Personal information
- Born: 28 May 1982 (age 44) Kyzylorda, Kazakh SSR, Soviet Union
- Nationality: Kazakhstani
- Height: 189 cm (6 ft 2 in)
- Playing position: Left back

Senior clubs
- Years: Team
- 1996-1997: SKIF D-Club
- 1997-1998: Seyhun-KAM
- 1999-2005: Dinamo Volgograd
- 2005-2015: Rostov-Don

National team
- Years: Team
- –: Kazakhstan

Medal record
Asian Games
| Silver medal – second place | 2002 Changwon |  |
| Silver medal – second place | 2006 Al-Riyyan |  |
Asian Championship
| Gold medal – first place | 2002 Kazakhstan | ' |
| Gold medal – first place | 2010 Kazakhstan |  |

= Olga Adzhiderskaya =

Kazakhstani handball player (born 1982)

Olga Olegovna Adzhiderskaya (Ольга Аджидерская; born 28 May 1982) is a Kazakhstani handball player. She was born in Kyzylorda. She competed at the 2008 Summer Olympics in Beijing, where the Kazakhstani team placed 10th.
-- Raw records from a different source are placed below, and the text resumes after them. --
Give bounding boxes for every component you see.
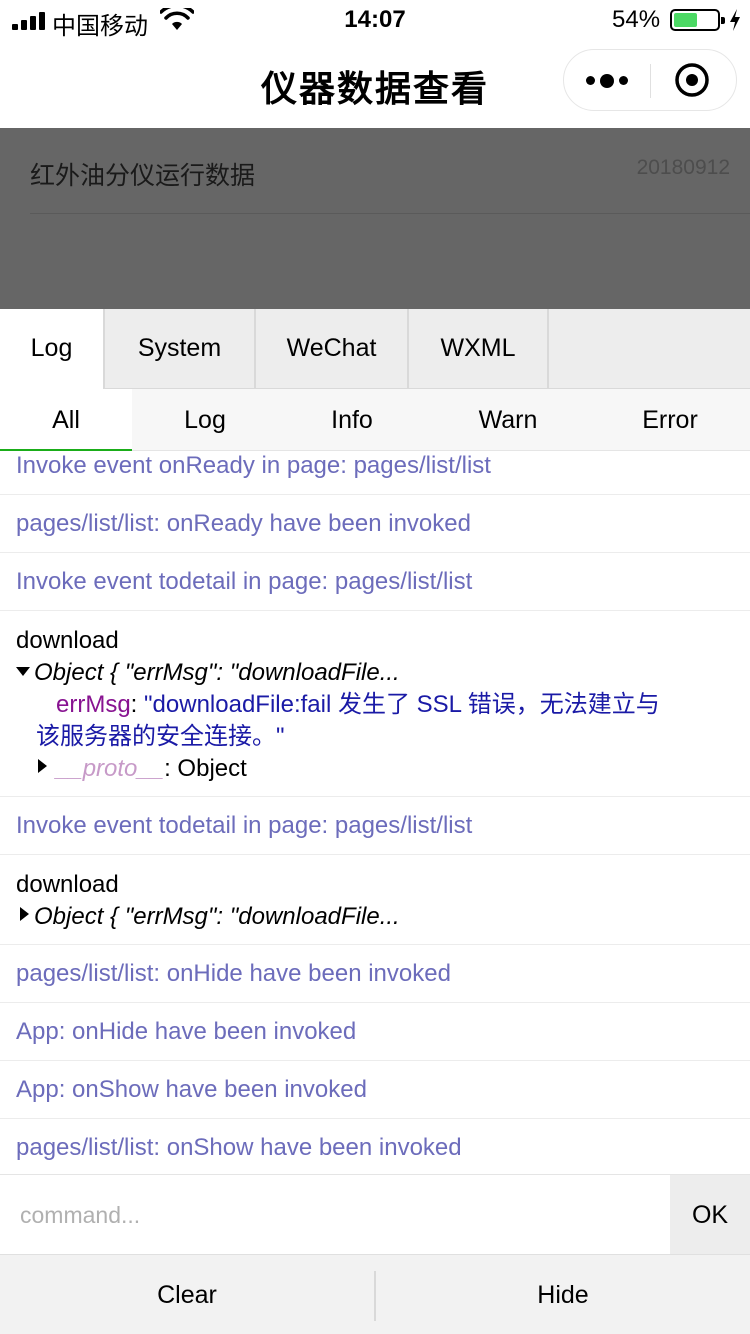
more-dots-icon[interactable] <box>586 71 630 91</box>
filter-log[interactable]: Log <box>132 389 278 451</box>
screen: 中国移动 14:07 54% 仪器数据查看 红外油分仪运行数据 20180912… <box>0 0 750 1334</box>
log-filter-bar: All Log Info Warn Error <box>0 389 750 451</box>
charging-icon <box>730 9 740 31</box>
log-label: download <box>16 871 119 898</box>
record-title[interactable]: 红外油分仪运行数据 <box>30 156 255 192</box>
status-bar: 中国移动 14:07 54% <box>0 0 750 40</box>
record-date: 20180912 <box>636 156 730 179</box>
log-row: pages/list/list: onReady have been invok… <box>0 495 750 553</box>
filter-info[interactable]: Info <box>278 389 426 451</box>
property-value: "downloadFile:fail 发生了 SSL 错误，无法建立与 <box>144 691 660 718</box>
log-row: App: onShow have been invoked <box>0 1061 750 1119</box>
tab-wxml[interactable]: WXML <box>409 309 549 389</box>
ok-button[interactable]: OK <box>670 1175 750 1255</box>
vconsole-panel: Log System WeChat WXML All Log Info Warn… <box>0 309 750 1334</box>
object-summary-expanded[interactable]: Object { "errMsg": "downloadFile... <box>16 657 750 689</box>
nav-bar: 仪器数据查看 <box>0 40 750 128</box>
log-label: download <box>16 627 119 654</box>
proto-property[interactable]: __proto__: Object <box>16 753 750 785</box>
filter-all[interactable]: All <box>0 389 132 451</box>
command-input[interactable] <box>0 1175 670 1255</box>
object-summary-collapsed[interactable]: Object { "errMsg": "downloadFile... <box>16 901 750 933</box>
record-divider <box>30 213 750 214</box>
log-row-download: download Object { "errMsg": "downloadFil… <box>0 611 750 797</box>
property-value-continuation: 该服务器的安全连接。" <box>36 723 285 750</box>
log-row: pages/list/list: onShow have been invoke… <box>0 1119 750 1174</box>
target-circle-icon[interactable] <box>674 62 710 98</box>
console-toolbar: Clear Hide <box>0 1254 750 1334</box>
log-list[interactable]: Invoke event onReady in page: pages/list… <box>0 451 750 1174</box>
filter-warn[interactable]: Warn <box>426 389 590 451</box>
property-key: errMsg <box>56 691 131 718</box>
battery-fill <box>674 13 697 27</box>
log-row: pages/list/list: onHide have been invoke… <box>0 945 750 1003</box>
log-row-download: download Object { "errMsg": "downloadFil… <box>0 855 750 945</box>
expand-triangle-icon[interactable] <box>38 759 47 773</box>
tab-log[interactable]: Log <box>0 309 105 389</box>
mini-program-capsule <box>563 49 737 111</box>
command-bar: OK <box>0 1174 750 1255</box>
clear-button[interactable]: Clear <box>0 1255 374 1334</box>
log-row: App: onHide have been invoked <box>0 1003 750 1061</box>
console-tab-bar: Log System WeChat WXML <box>0 309 750 389</box>
log-row: Invoke event todetail in page: pages/lis… <box>0 797 750 855</box>
expand-triangle-icon[interactable] <box>20 907 29 921</box>
tab-system[interactable]: System <box>105 309 256 389</box>
filter-error[interactable]: Error <box>590 389 750 451</box>
log-row: Invoke event todetail in page: pages/lis… <box>0 553 750 611</box>
collapse-triangle-icon[interactable] <box>16 667 30 676</box>
object-property: errMsg: "downloadFile:fail 发生了 SSL 错误，无法… <box>56 691 660 718</box>
battery-percent: 54% <box>612 6 661 33</box>
log-row: Invoke event onReady in page: pages/list… <box>0 451 750 495</box>
tab-wechat[interactable]: WeChat <box>256 309 409 389</box>
page-content-overlay: 红外油分仪运行数据 20180912 <box>0 128 750 309</box>
hide-button[interactable]: Hide <box>376 1255 750 1334</box>
battery-icon <box>670 9 725 31</box>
She also won two gold medals at the 2002 and 2010 Asian Women's Handball Championship, which were Kazakhstan's first and second ever title.

== Club Handball ==
Adzhiderskaya played for SKIF D-Club and Seyhun-KAM in her home country, before moving to Russia in 1999. Here she played for Dinamo Volgograd until 2005, and then for Rostov-Don. With Dinamo Volgograd she won the Russian Super League in 2000 and 2001, and with Rostov-Don she won it in 2015.